Cactus em extinção e protegido pelo Ibama é vendido em Fortaleza

Em feiras de mudas na Capital é possível encontrar planta nativa da Caatinga conhecida como coroa-de-frade. A espécie está em risco de extinção e possui importância ambiental principalmente em períodos de seca

Escrito por Redação , metro@svm.com.br
Legenda: Coroa-de-frade, vendido em Fortaleza, é fonte de frutos carnosos procurados por animais durante a seca
Foto: FOTO: HELENE SANTOS

Trazer verde para dentro de casa dá vida ao ambiente e movimenta as feiras de mudas em Fortaleza. Mas, o gesto pode contribuir para elevar o risco de extinção de algumas espécies nativas da Caatinga. Entre elas está a conhecida como coroa-de-frade, classificada como melocactus, proibida de ser comercializada devido à alta chance de extinção e encontrada pela reportagem do Sistema Verdes Mares em pontos de venda da Capital. A proibição consta em uma portaria do Ministério do Meio Ambiente de 2014. A norma lista as espécies da flora ameaçadas de extinção.

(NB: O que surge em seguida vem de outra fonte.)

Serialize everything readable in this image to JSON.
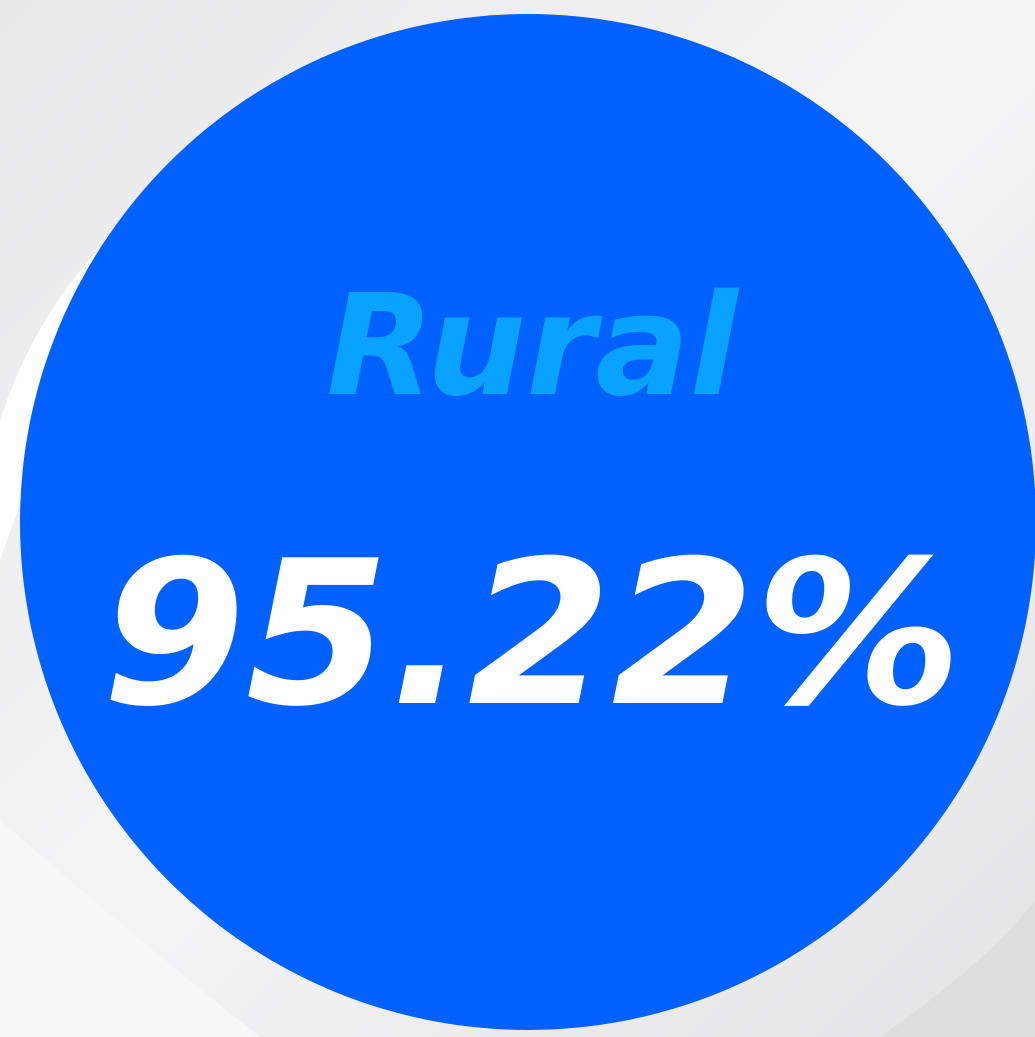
{
  "label": "Rural",
  "stat": "95.22%"
}
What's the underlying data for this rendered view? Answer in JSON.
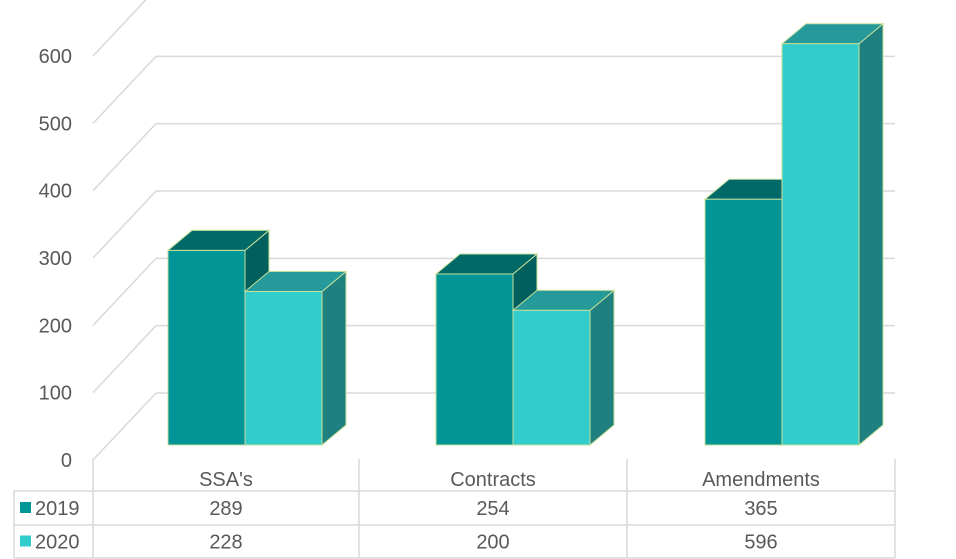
{
  "chart_data": {
    "type": "bar",
    "style": "3d-clustered-column-with-data-table",
    "categories": [
      "SSA's",
      "Contracts",
      "Amendments"
    ],
    "series": [
      {
        "name": "2019",
        "values": [
          289,
          254,
          365
        ],
        "color": "#029595",
        "top_color": "#016A68",
        "side_color": "#015F5E"
      },
      {
        "name": "2020",
        "values": [
          228,
          200,
          596
        ],
        "color": "#33CCCC",
        "top_color": "#269A9A",
        "side_color": "#208080"
      }
    ],
    "y_ticks": [
      0,
      100,
      200,
      300,
      400,
      500,
      600
    ],
    "ylim": [
      0,
      600
    ],
    "grid": true,
    "legend": "data-table-left",
    "colors": {
      "grid": "#D9D9D9",
      "bar_edge": "#C5E09B",
      "text": "#595959"
    }
  }
}
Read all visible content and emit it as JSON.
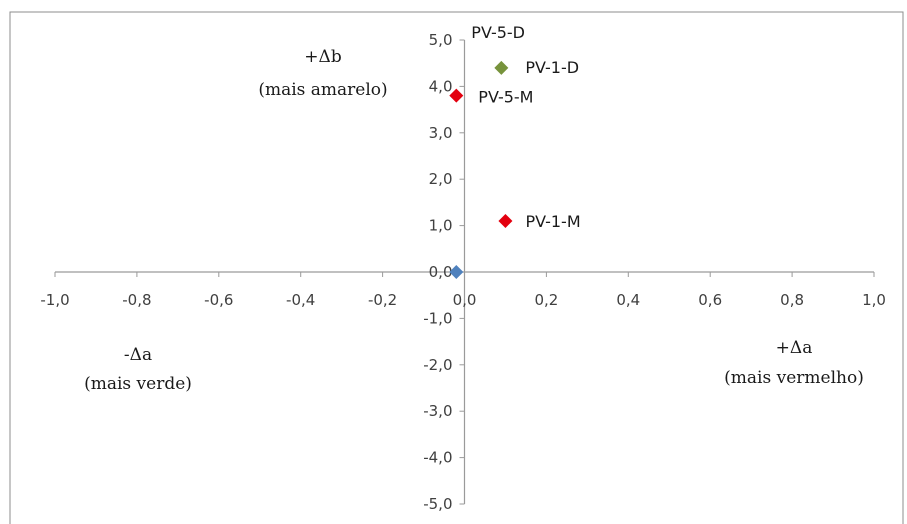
{
  "chart_data": {
    "type": "scatter",
    "title": "",
    "xlim": [
      -1.0,
      1.0
    ],
    "ylim": [
      -5.0,
      5.0
    ],
    "x_ticks": [
      "-1,0",
      "-0,8",
      "-0,6",
      "-0,4",
      "-0,2",
      "0,0",
      "0,2",
      "0,4",
      "0,6",
      "0,8",
      "1,0"
    ],
    "y_ticks": [
      "5,0",
      "4,0",
      "3,0",
      "2,0",
      "1,0",
      "0,0",
      "-1,0",
      "-2,0",
      "-3,0",
      "-4,0",
      "-5,0"
    ],
    "grid": false,
    "legend": "none",
    "points": [
      {
        "label": "PV-5-D",
        "x": -0.02,
        "y": 0.0,
        "color": "#4f81bd"
      },
      {
        "label": "PV-1-D",
        "x": 0.09,
        "y": 4.4,
        "color": "#77933c"
      },
      {
        "label": "PV-5-M",
        "x": -0.02,
        "y": 3.8,
        "color": "#e3000f"
      },
      {
        "label": "PV-1-M",
        "x": 0.1,
        "y": 1.1,
        "color": "#e3000f"
      }
    ],
    "quadrant_labels": {
      "top": [
        "+Δb",
        "(mais amarelo)"
      ],
      "left": [
        "-Δa",
        "(mais verde)"
      ],
      "right": [
        "+Δa",
        "(mais vermelho)"
      ]
    }
  }
}
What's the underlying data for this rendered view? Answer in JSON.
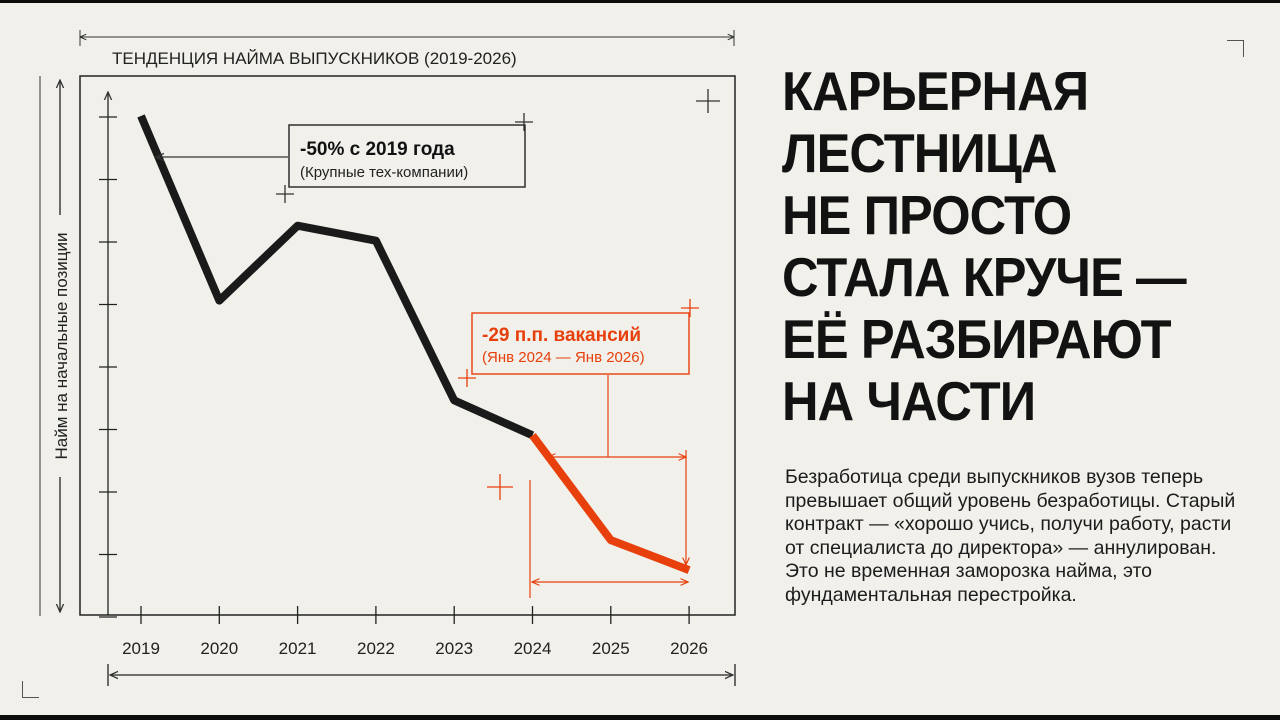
{
  "headline": {
    "lines": [
      "КАРЬЕРНАЯ",
      "ЛЕСТНИЦА",
      "НЕ ПРОСТО",
      "СТАЛА КРУЧЕ —",
      "ЕЁ РАЗБИРАЮТ",
      "НА ЧАСТИ"
    ]
  },
  "body": {
    "text": "Безработица среди выпускников вузов теперь превышает общий уровень безработицы. Старый контракт — «хорошо учись, получи работу, расти от специалиста до директора» — аннулирован. Это не временная заморозка найма, это фундаментальная перестройка."
  },
  "colors": {
    "background": "#f1f0eb",
    "line": "#1a1a1a",
    "accent": "#e8400c"
  },
  "chart_data": {
    "type": "line",
    "title": "ТЕНДЕНЦИЯ НАЙМА ВЫПУСКНИКОВ (2019-2026)",
    "xlabel": "",
    "ylabel": "Найм на начальные позиции",
    "categories": [
      "2019",
      "2020",
      "2021",
      "2022",
      "2023",
      "2024",
      "2025",
      "2026"
    ],
    "x": [
      2019,
      2020,
      2021,
      2022,
      2023,
      2024,
      2025,
      2026
    ],
    "series": [
      {
        "values": [
          100,
          63,
          78,
          75,
          43,
          36,
          15,
          9
        ]
      }
    ],
    "highlight": {
      "from": "2024",
      "to": "2026",
      "color": "#e8400c"
    },
    "ylim": [
      0,
      108
    ],
    "yticks": 9,
    "yticklabels": "none",
    "grid": false,
    "annotations": [
      {
        "title": "-50% с 2019 года",
        "subtitle": "(Крупные тех-компании)",
        "points_to": "2019",
        "color": "#1a1a1a"
      },
      {
        "title": "-29 п.п. вакансий",
        "subtitle": "(Янв 2024 — Янв 2026)",
        "range": [
          "2024",
          "2026"
        ],
        "color": "#e8400c"
      }
    ]
  }
}
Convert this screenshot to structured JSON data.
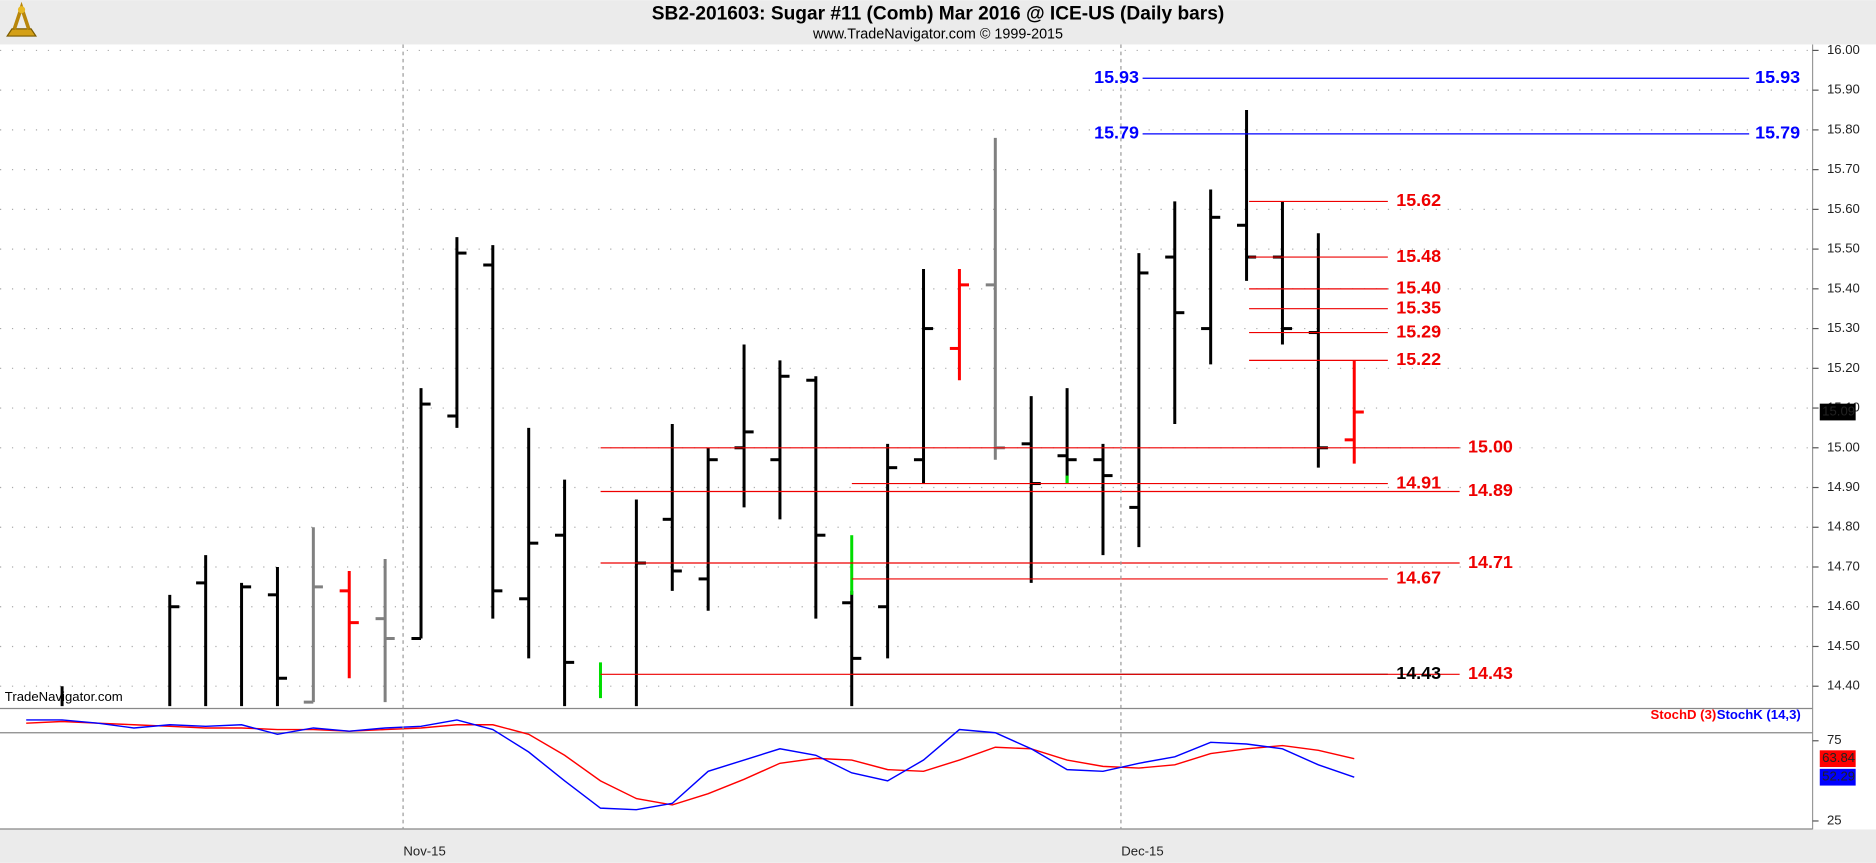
{
  "chart_data": [
    {
      "type": "ohlc",
      "title": "SB2-201603:  Sugar #11 (Comb) Mar 2016 @ ICE-US  (Daily bars)",
      "subtitle": "www.TradeNavigator.com © 1999-2015",
      "watermark": "TradeNavigator.com",
      "xlim": [
        -4.73,
        45.77
      ],
      "xticks": [
        {
          "value": 6.5,
          "label": "Nov-15"
        },
        {
          "value": 26.5,
          "label": "Dec-15"
        }
      ],
      "ylim": [
        14.35,
        16.015
      ],
      "yticks": [
        {
          "value": 14.4,
          "label": "14.40"
        },
        {
          "value": 14.5,
          "label": "14.50"
        },
        {
          "value": 14.6,
          "label": "14.60"
        },
        {
          "value": 14.7,
          "label": "14.70"
        },
        {
          "value": 14.8,
          "label": "14.80"
        },
        {
          "value": 14.9,
          "label": "14.90"
        },
        {
          "value": 15.0,
          "label": "15.00"
        },
        {
          "value": 15.1,
          "label": "15.10"
        },
        {
          "value": 15.2,
          "label": "15.20"
        },
        {
          "value": 15.3,
          "label": "15.30"
        },
        {
          "value": 15.4,
          "label": "15.40"
        },
        {
          "value": 15.5,
          "label": "15.50"
        },
        {
          "value": 15.6,
          "label": "15.60"
        },
        {
          "value": 15.7,
          "label": "15.70"
        },
        {
          "value": 15.8,
          "label": "15.80"
        },
        {
          "value": 15.9,
          "label": "15.90"
        },
        {
          "value": 16.0,
          "label": "16.00"
        }
      ],
      "grid": true,
      "bars": {
        "x": [
          -3,
          0,
          1,
          2,
          3,
          4,
          5,
          6,
          7,
          8,
          9,
          10,
          11,
          13,
          14,
          15,
          16,
          17,
          18,
          19,
          20,
          21,
          22,
          23,
          24,
          25,
          26,
          27,
          28,
          29,
          30,
          31,
          32,
          33
        ],
        "open": [
          null,
          null,
          14.66,
          null,
          14.63,
          14.36,
          14.64,
          14.57,
          14.52,
          15.08,
          15.46,
          14.62,
          14.78,
          null,
          14.82,
          14.67,
          15.0,
          14.97,
          15.17,
          14.61,
          14.6,
          14.97,
          15.25,
          15.41,
          15.01,
          14.98,
          14.97,
          14.85,
          15.48,
          15.3,
          15.56,
          15.48,
          15.29,
          15.02
        ],
        "high": [
          14.4,
          14.63,
          14.73,
          14.66,
          14.7,
          14.8,
          14.69,
          14.72,
          15.15,
          15.53,
          15.51,
          15.05,
          14.92,
          14.87,
          15.06,
          15.0,
          15.26,
          15.22,
          15.18,
          14.64,
          15.01,
          15.45,
          15.45,
          15.78,
          15.13,
          15.15,
          15.01,
          15.49,
          15.62,
          15.65,
          15.85,
          15.62,
          15.54,
          15.22
        ],
        "low": [
          14.3,
          14.3,
          14.3,
          14.3,
          14.3,
          14.36,
          14.42,
          14.36,
          14.52,
          15.05,
          14.57,
          14.47,
          14.3,
          14.3,
          14.64,
          14.59,
          14.85,
          14.82,
          14.57,
          14.3,
          14.47,
          14.91,
          15.17,
          14.97,
          14.66,
          14.91,
          14.73,
          14.75,
          15.06,
          15.21,
          15.42,
          15.26,
          14.95,
          14.96
        ],
        "close": [
          null,
          14.6,
          null,
          14.65,
          14.42,
          14.65,
          14.56,
          14.52,
          15.11,
          15.49,
          14.64,
          14.76,
          14.46,
          14.71,
          14.69,
          14.97,
          15.04,
          15.18,
          14.78,
          14.47,
          14.95,
          15.3,
          15.41,
          15.0,
          14.91,
          14.97,
          14.93,
          15.44,
          15.34,
          15.58,
          15.48,
          15.3,
          15.0,
          15.09
        ],
        "colors": [
          "#000000",
          "#000000",
          "#000000",
          "#000000",
          "#000000",
          "#808080",
          "#ff0000",
          "#808080",
          "#000000",
          "#000000",
          "#000000",
          "#000000",
          "#000000",
          "#000000",
          "#000000",
          "#000000",
          "#000000",
          "#000000",
          "#000000",
          "#000000",
          "#000000",
          "#000000",
          "#ff0000",
          "#808080",
          "#000000",
          "#000000",
          "#000000",
          "#000000",
          "#000000",
          "#000000",
          "#000000",
          "#000000",
          "#000000",
          "#ff0000"
        ]
      },
      "highlights": {
        "color": "#00dd00",
        "x": [
          12,
          19,
          25
        ],
        "high": [
          14.46,
          14.78,
          14.93
        ],
        "low": [
          14.37,
          14.63,
          14.91
        ]
      },
      "levels": [
        {
          "value": 15.93,
          "label": "15.93",
          "color": "#0000ff"
        },
        {
          "value": 15.79,
          "label": "15.79",
          "color": "#0000ff"
        },
        {
          "value": 15.62,
          "label": "15.62",
          "color": "#ee0000"
        },
        {
          "value": 15.48,
          "label": "15.48",
          "color": "#ee0000"
        },
        {
          "value": 15.4,
          "label": "15.40",
          "color": "#ee0000"
        },
        {
          "value": 15.35,
          "label": "15.35",
          "color": "#ee0000"
        },
        {
          "value": 15.29,
          "label": "15.29",
          "color": "#ee0000"
        },
        {
          "value": 15.22,
          "label": "15.22",
          "color": "#ee0000"
        },
        {
          "value": 15.0,
          "label": "15.00",
          "color": "#ee0000"
        },
        {
          "value": 14.91,
          "label": "14.91",
          "color": "#ee0000"
        },
        {
          "value": 14.89,
          "label": "14.89",
          "color": "#ee0000"
        },
        {
          "value": 14.71,
          "label": "14.71",
          "color": "#ee0000"
        },
        {
          "value": 14.67,
          "label": "14.67",
          "color": "#ee0000"
        },
        {
          "value": 14.43,
          "label": "14.43",
          "color": "#000000"
        },
        {
          "value": 14.43,
          "label": "14.43",
          "color": "#ee0000"
        }
      ]
    },
    {
      "type": "line",
      "x": [
        -4,
        -3,
        -2,
        -1,
        0,
        1,
        2,
        3,
        4,
        5,
        6,
        7,
        8,
        9,
        10,
        11,
        12,
        13,
        14,
        15,
        16,
        17,
        18,
        19,
        20,
        21,
        22,
        23,
        24,
        25,
        26,
        27,
        28,
        29,
        30,
        31,
        32,
        33
      ],
      "ylim": [
        19.8,
        92.9
      ],
      "yticks": [
        25,
        75
      ],
      "reference_lines": [
        20,
        80
      ],
      "series": [
        {
          "name": "StochD (3)",
          "color": "#ff0000",
          "values": [
            86,
            87,
            86,
            85,
            84,
            83,
            83,
            82,
            82,
            81,
            82,
            83,
            85,
            85,
            79,
            66,
            50,
            39,
            35,
            42,
            51,
            61,
            64,
            63,
            57,
            56,
            63,
            71,
            70,
            63,
            59,
            58,
            60,
            67,
            70,
            72,
            69,
            63.84
          ]
        },
        {
          "name": "StochK (14,3)",
          "color": "#0000ff",
          "values": [
            88,
            88,
            86,
            83,
            85,
            84,
            85,
            79,
            83,
            81,
            83,
            84,
            88,
            82,
            68,
            50,
            33,
            32,
            36,
            56,
            63,
            70,
            66,
            55,
            50,
            63,
            82,
            80,
            70,
            57,
            56,
            61,
            65,
            74,
            73,
            70,
            60,
            52.29
          ]
        }
      ]
    }
  ]
}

As variações desta espécie levam cerca de 10 anos para esbanjarem a beleza que atrai os consumidores e, na natureza, servem de alimento para a fauna no período da seca, além de desempenharem função na formação do solo.

Na Praça das Flores, na Av. Desembargador Moreira, a vendedora anuncia "Esse é o mais raro que tem. Ele vem do sertão", apontando para a coroa-de-frade comercializada por R$20. Em outro box, o vendedor possui vários exemplares do cactus. "Com a coroa assim já é mais caro. Tem assim (menor) que é R$ 30. Para abrir a coroa tem que estar no sol", explica. O de tamanho maior, com flores de cor rosa no topo, custa R$ 50. "Quanto maior, mais caro ele é, porque demora muito a crescer. São anos. Ele já veio assim para gente", diz.

No Mercado das Flores, na Av. Pontes Vieira, foi procurada a espécie. "Aqui, temos imitação, cabeça-de-frade mesmo é da selva, é proibida a venda. Tem similar que é produzida em cativeiro, mas o original é proibido", conta o vendedor.

Quem encontra nos cuidados de plantas uma forma de se conectar com a natureza tem um motivo a mais para se preocupar com a origem das mudas comercializadas, ressalta Lamartine de Oliveira, professor de agronomia da Universidade Federal do Ceará (UFC). "Quando você encontra uma coroa-de-frade já adulta e florando (é um indício de ilegalidade). Se você compra por R$ 25 não paga o valor dela porque demora muito tempo para chegar aquele tamanho".

Legenda: Tipo de cactus é retirado de forma irregular da natureza onde têm relevância ambiental.
Foto: Helene Santos

Os maiores custos ficam na conta do ecossistema que perde uma fonte de frutos carnosos buscado por animais em período de estiagem e um agente de intemperismo biológico - processo natural de desgaste de rochas relevante para a qualidade do solo. "Mesmo retirada de um indivíduo, no meio de uma população que tem centenas, o desequilíbrio é enorme porque são muitos frutos. São muitas sementes que precisam ser produzidas para um germinar e aí são décadas para se tornar reprodutivo", destaca o professor.

Fiscalização

O documento de origem florestal atesta que o exemplar vendido não foi retirado indevidamente da natureza, destaca Miller Holanda, chefe técnico ambiental do Instituto Brasileiro do Meio Ambiente e dos Recursos Naturais Renováveis (Ibama). Sobre a fiscalização, ele reforça que o Ibama atua em ações de grande impacto como o transporte irregular. "Essas ações mais pontuais, pela legislação, devem ser atuadas por um órgão local. Quem autoriza tem de fiscalizar".

Questionada sobre a fiscalização, a Agência de Defesa Agropecuária do Estado do Ceará (Adagri), disse que o órgão monitora o comércio de sementes e mudas, com foco nas espécies frutíferas e ornamentais hospedeiras de pragas quarentenárias. Em caso de comercialização de espécies proibidas, informa a Adagri, as denúncias devem ser encaminhadas à Superintendência Estadual do Meio Ambiente (Semace).

Já a Semace, por meio da assessoria, informou que devido à legislação, o órgão não pode atuar em municípios onde há autoridade ambiental. Em Fortaleza, a competência, segundo a Semace, é da Secretaria Municipal de Urbanismo e Meio Ambiente (Seuma). A Seuma repassou a demanda à Agência de Fiscalização de Fortaleza (Agefis) que recomendou procurar os órgãos estaduais já mencionados.